Closed wailoktam closed 3 years ago
The subword tokenization is done with WordPiece algorithm, samely as in the original BERT models by Google.
Unseen tokens will be represented as [UNK]
tokens.
We have an example usage of a pretrained model with a tokenizer here (it doesn't contain much information, though): https://github.com/cl-tohoku/bert-japanese/blob/master/masked_lm_example.ipynb
Hi, I am looking at your example
Can I assume the tokenizer created with:
BertJapaneseTokenizer.from_pretrained('bert-base-japanese-whole-word-masking')
already include tokenization (word segementation) by Mecab so that I dont need to process the input by Mecab first?
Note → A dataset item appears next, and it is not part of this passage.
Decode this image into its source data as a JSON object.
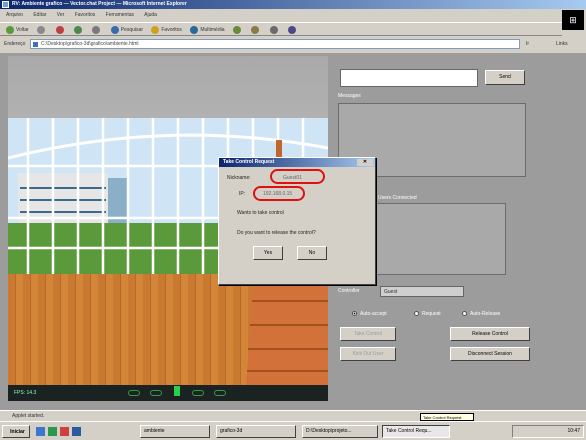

How about sentence splitting? If my input is just a passage not broken down into sentences split by newline, I need to apply a sentence splitter before sending the input to tokenizer created with BertJapaneseTokenizer.from_pretrained('bert-base-japanese-whole-word-masking'), right?
Yes, BertJapaneseTokenizer includes word segmentation so you don't need to split a text into words by yourself.
On the other hand, You will have to split a text into sentences by yourself. (This design decision also follows the original BERT models.)
The part about tokenizing with Mecab is clear but what about the sub-word tokenization? And what if there are words found in the data used for finetuning but not found in the data used for pretraining? Some guide on using your pretrained model would be great.